CJBR-FM
- Rimouski, Quebec; Canada;
- Broadcast area: Bas-Saint-Laurent
- Frequency: 89.1 MHz

Programming
- Language: French
- Format: News/Talk
- Network: Ici Radio-Canada Première

Ownership
- Owner: Canadian Broadcasting Corporation

History
- First air date: November 15, 1937
- Former frequencies: 900 kHz (–2001)
- Call sign meaning: Jules Brillant/Rimouski; Brillant founded the station in 1937

Technical information
- Class: C1
- ERP: 29,539 watts average 46,387 watts peak horizontal polarization 5,876 watts average 9,515 watts peak vertical polarization
- HAAT: 297 metres (974 ft)
- Transmitter coordinates: 48°19′41.16″N 68°50′7.08″W﻿ / ﻿48.3281000°N 68.8353000°W

Links
- Website: Ici Radio-Canada Première

= CJBR-FM =

Radio station in Rimouski, Quebec, Canada

CJBR-FM is a French-language Canadian radio station located in Rimouski, Quebec. Owned and operated by the (government-owned) Canadian Broadcasting Corporation (Société Radio-Canada), it broadcasts on 89.1 MHz using a directional antenna with an average effective radiated power of 19,400 watts and a peak effective radiated power of 38,800 watts (class C1). The station has an ad-free news/talk format and is part of the Ici Radio-Canada Première network, which operates across Canada. Like all other Première stations, but unlike most FM stations, CJBR-FM broadcasts in mono.

==History==
Previously known as CJBR when the station was on the AM band on 900 kHz, the station moved to FM in 2001. It is one of the few CBC/SRC stations to not have a call sign beginning with CB, as it was originally a privately owned station; CJBR was an affiliate of Radio-Canada from the station's opening in 1937 until it was bought by Radio-Canada in 1977. The call sign "CJBR" stands for Canada Jules Brillant Rimouski (Jules Brillant being the founder of the station). When it bought the station in 1977 from Telemedia (who acquired Brillant's broadcasting properties in 1970), Radio-Canada initially wanted to change the call sign to CBSL, but this plan was discarded after a petition was circulated against this change. A new private radio station, CFLP (now CJOI-FM), was opened in Rimouski the following year.
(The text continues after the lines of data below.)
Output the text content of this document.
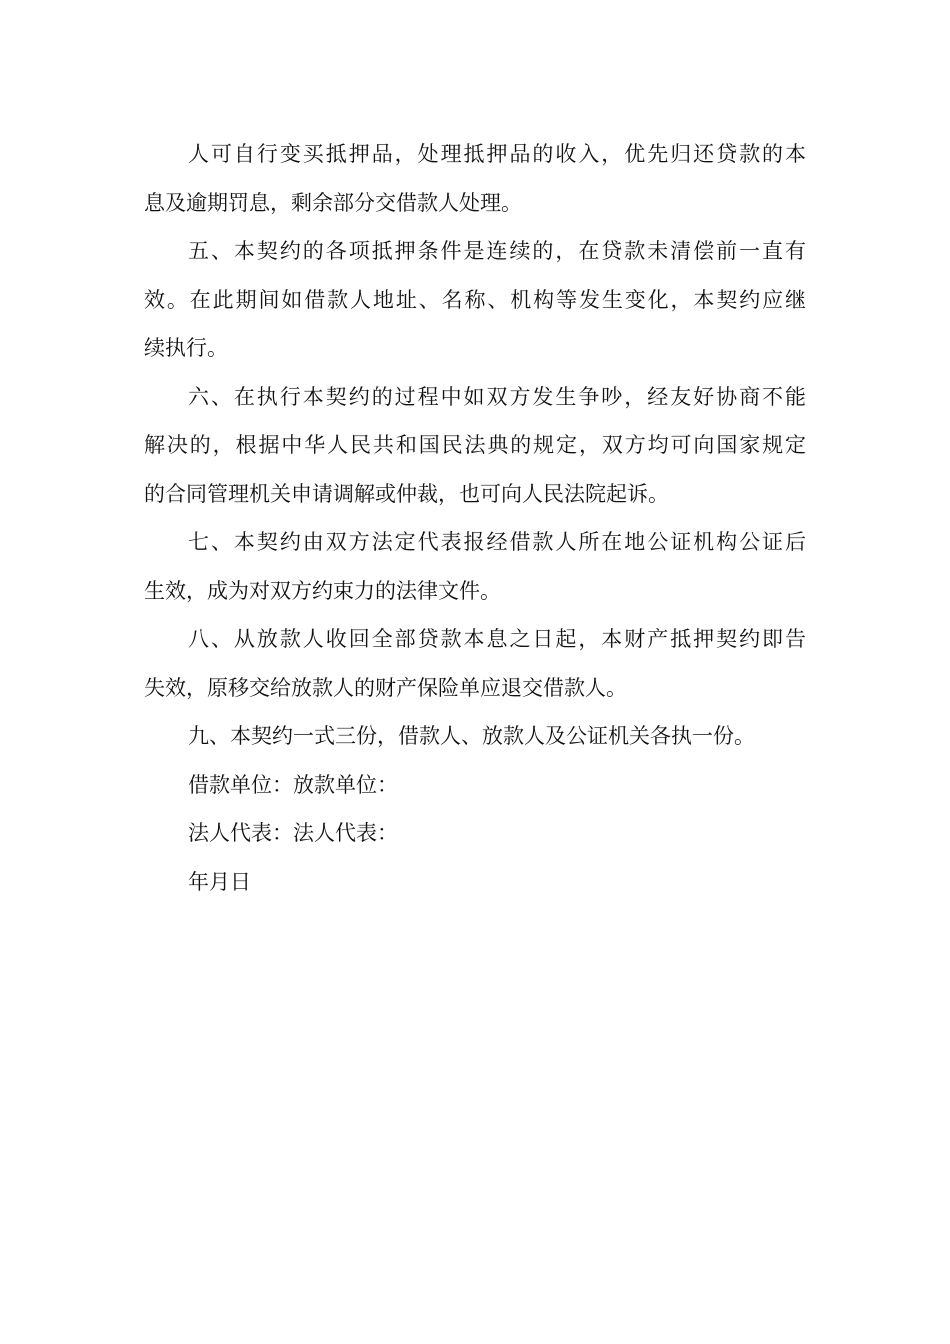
人可自行变买抵押品，处理抵押品的收入，优先归还贷款的本
息及逾期罚息，剩余部分交借款人处理。

五、本契约的各项抵押条件是连续的，在贷款未清偿前一直有
效。在此期间如借款人地址、名称、机构等发生变化，本契约应继
续执行。

六、在执行本契约的过程中如双方发生争吵，经友好协商不能
解决的，根据中华人民共和国民法典的规定，双方均可向国家规定
的合同管理机关申请调解或仲裁，也可向人民法院起诉。

七、本契约由双方法定代表报经借款人所在地公证机构公证后
生效，成为对双方约束力的法律文件。

八、从放款人收回全部贷款本息之日起，本财产抵押契约即告
失效，原移交给放款人的财产保险单应退交借款人。

九、本契约一式三份，借款人、放款人及公证机关各执一份。

借款单位：放款单位：

法人代表：法人代表：

年月日
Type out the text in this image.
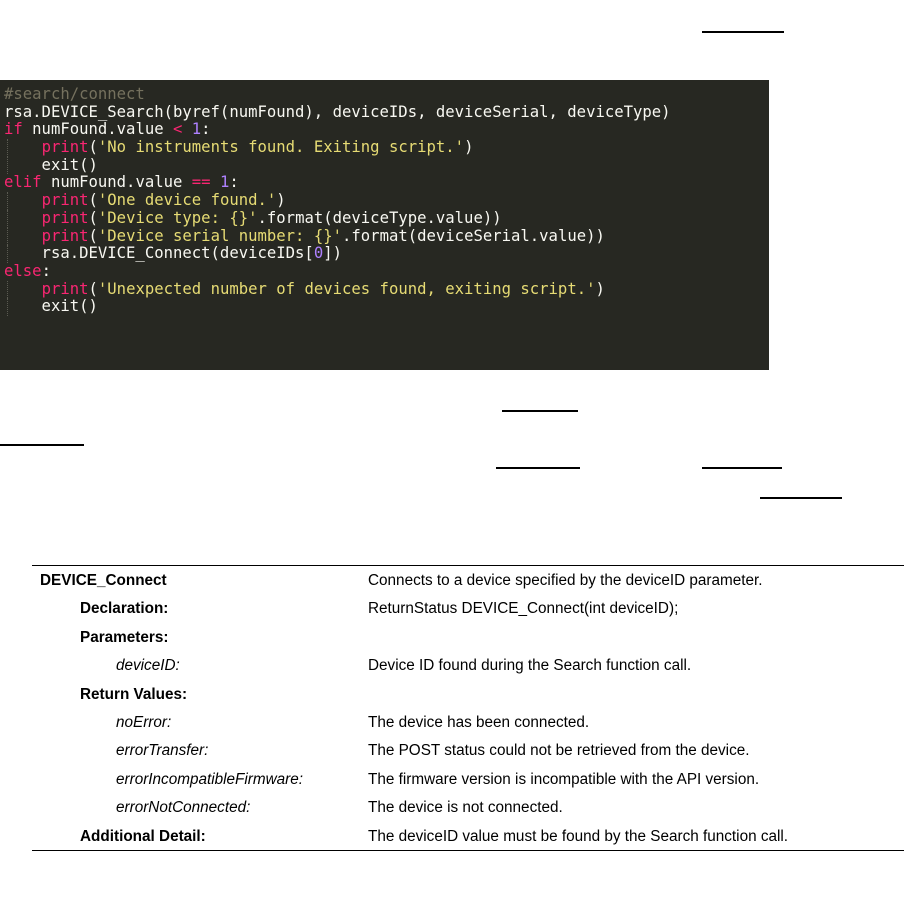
#search/connect
rsa.DEVICE_Search(byref(numFound), deviceIDs, deviceSerial, deviceType)
if numFound.value < 1:
print('No instruments found. Exiting script.')
exit()
elif numFound.value == 1:
print('One device found.')
print('Device type: {}'.format(deviceType.value))
print('Device serial number: {}'.format(deviceSerial.value))
rsa.DEVICE_Connect(deviceIDs[0])
else:
print('Unexpected number of devices found, exiting script.')
exit()
DEVICE_Connect	Connects to a device specified by the deviceID parameter.
Declaration:	ReturnStatus DEVICE_Connect(int deviceID);
Parameters:
deviceID:	Device ID found during the Search function call.
Return Values:
noError:	The device has been connected.
errorTransfer:	The POST status could not be retrieved from the device.
errorIncompatibleFirmware:	The firmware version is incompatible with the API version.
errorNotConnected:	The device is not connected.
Additional Detail:	The deviceID value must be found by the Search function call.
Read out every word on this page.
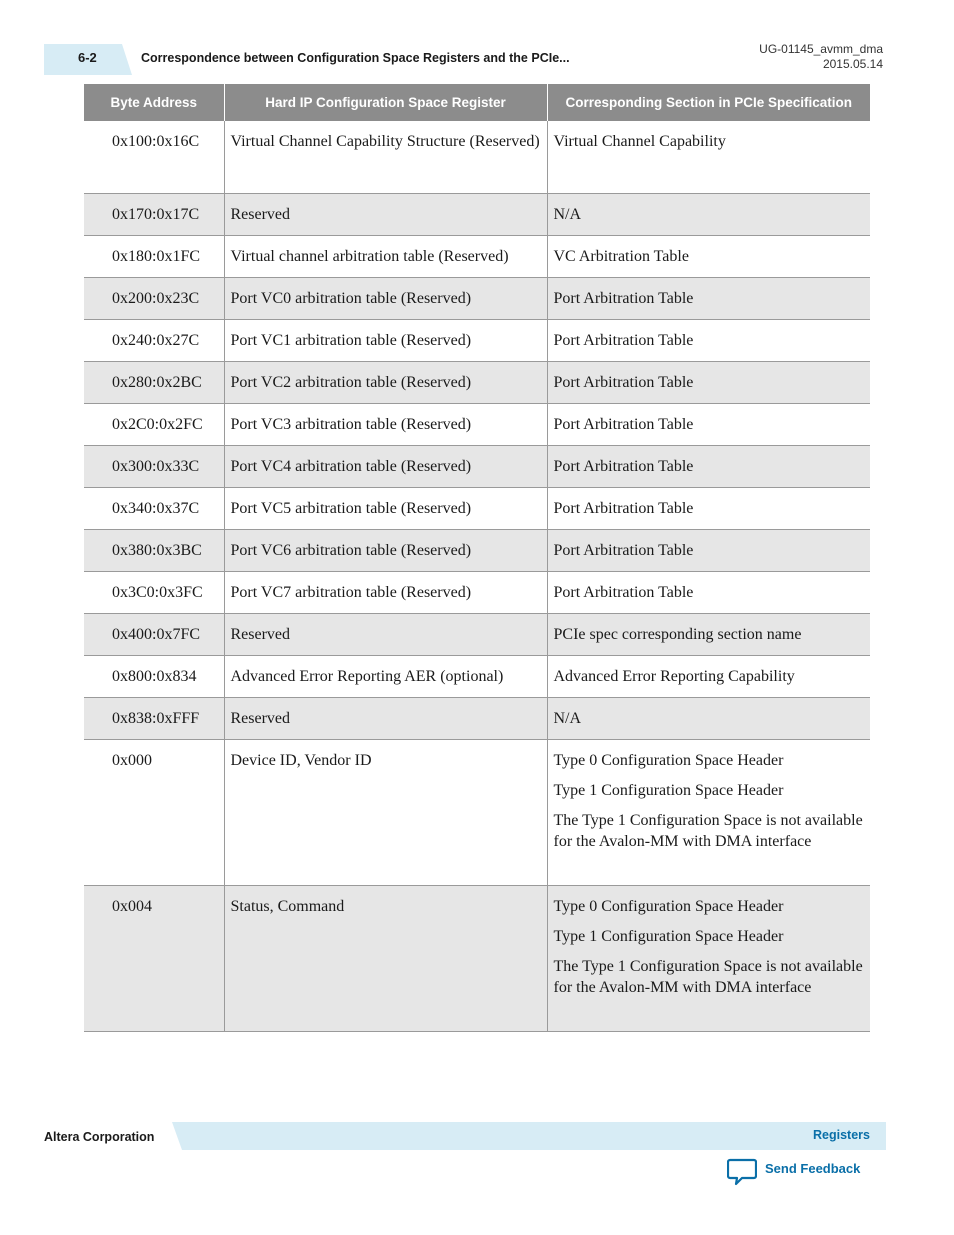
6-2	Correspondence between Configuration Space Registers and the PCIe...
UG-01145_avmm_dma
2015.05.14
Byte Address	Hard IP Configuration Space Register	Corresponding Section in PCIe Specification
0x100:0x16C	Virtual Channel Capability Structure (Reserved)	Virtual Channel Capability

0x170:0x17C	Reserved	N/A

0x180:0x1FC	Virtual channel arbitration table (Reserved)	VC Arbitration Table

0x200:0x23C	Port VC0 arbitration table (Reserved)	Port Arbitration Table

0x240:0x27C	Port VC1 arbitration table (Reserved)	Port Arbitration Table

0x280:0x2BC	Port VC2 arbitration table (Reserved)	Port Arbitration Table

0x2C0:0x2FC	Port VC3 arbitration table (Reserved)	Port Arbitration Table

0x300:0x33C	Port VC4 arbitration table (Reserved)	Port Arbitration Table

0x340:0x37C	Port VC5 arbitration table (Reserved)	Port Arbitration Table

0x380:0x3BC	Port VC6 arbitration table (Reserved)	Port Arbitration Table

0x3C0:0x3FC	Port VC7 arbitration table (Reserved)	Port Arbitration Table

0x400:0x7FC	Reserved	PCIe spec corresponding section name

0x800:0x834	Advanced Error Reporting AER (optional)	Advanced Error Reporting Capability

0x838:0xFFF	Reserved	N/A

0x000	Device ID, Vendor ID	Type 0 Configuration Space Header
Type 1 Configuration Space Header
The Type 1 Configuration Space is not available for the Avalon-MM with DMA interface

0x004	Status, Command	Type 0 Configuration Space Header
Type 1 Configuration Space Header
The Type 1 Configuration Space is not available for the Avalon-MM with DMA interface
Altera Corporation	Registers
Send Feedback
The station originally broadcast on 1030 kHz with 1,000 watts. On March 29, 1941, the station moved to 900 kHz. Power was increased to 5,000 watts full-time in 1947, and to 10,000 watts full-time in 1956. The AM transmitter was shut down on September 6, 2001 at 9 AM. Its FM sister station, originally called CJBR-FM, had to change its own call sign to CBRX-FM.

The station's current local programs are Info-réveil, in the mornings from 6 a.m. to 9 a.m., and Le monde aujourd'hui in the afternoons, 3:30 p.m. to 6 p.m. CJBR-FM also co-produces D'Est en est, a pan-regional program produced in turn with CBGA-FM Matane and CBSI-FM Sept-Îles and heard afternoons during the summer months. On public holidays, its local programs are replaced with local shows airing provincewide produced by different outlets in turn (except Montreal and Quebec City). Its Saturday morning program, Samedi et rien d'autre, originates from CBF-FM Montreal.

==Repeater==
CJBR-FM operates only one relay station, namely CJBR-FM-1 in Rivière-du-Loup. That station opened in 1992 and operates on 89.5 MHz with an effective radiated power of 100,000 watts (class C) using an omnidirectional antenna located at . Listeners west of the area are served by Quebec City station CBV-FM and its relays, and listeners east of the area are served by CBGA-FM and its relays.